Что нужно для того, чтобы быть писателем?

Впервые – журн. «Печать и революция», 1922, № 1. Написано в 1921 году.

Публикация в журнале этой «Лекции для литературной студии», а потом издание ее дважды отдельной книжкой (1923 г. и 1926 г.) вызвали дискуссию в печати, как это часто случалось с произведениями В. Вересаева. Мнения с «Лекции» были диаметрально противоположными Б. Смирнов, например, в связи с ее отдельным изданием категорически заявил: «Сама по себе указанная брошюра ничего нового не дает. Рекомендовать в ней нечего» («Резец», 1927, № 3).

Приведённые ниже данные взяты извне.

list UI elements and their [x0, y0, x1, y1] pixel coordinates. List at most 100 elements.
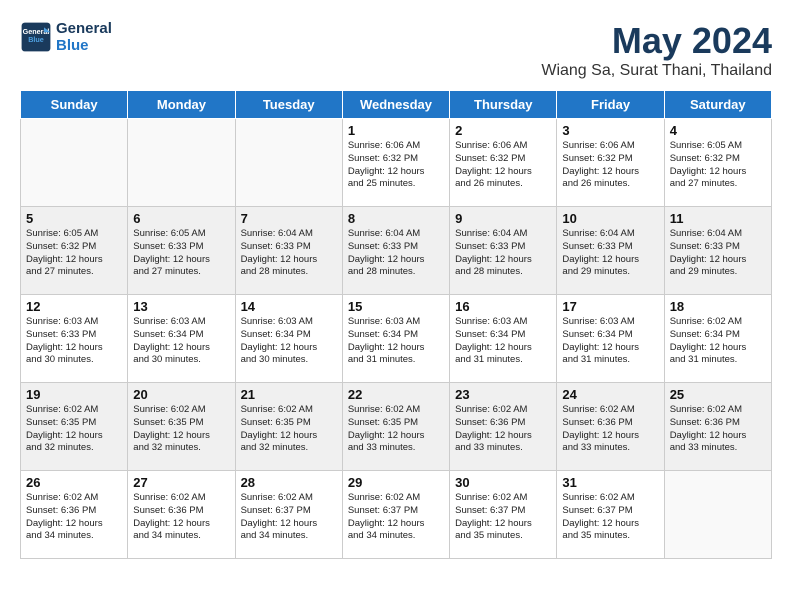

Иначе оценил лекцию рецензент «Правды» (1922, 19 апреля), подписавшийся инициалами Л.Ш.: «Наше время характерно выходом из народных масс множества литературных талантов, и статья Вересаева намечает пути укрепления писателя, разъясняет, в какую сторону должна быть направлена творческая энергия литератора». Эти две противоположные точки зрения пытался примирить И. Дукор: лекция интересна «прежде всего специалисту, практическому литературному работнику и т. д., но только не начинающему писателю» («Как и над чем работать писателю…» – «На литературном посту», 1927, № 19).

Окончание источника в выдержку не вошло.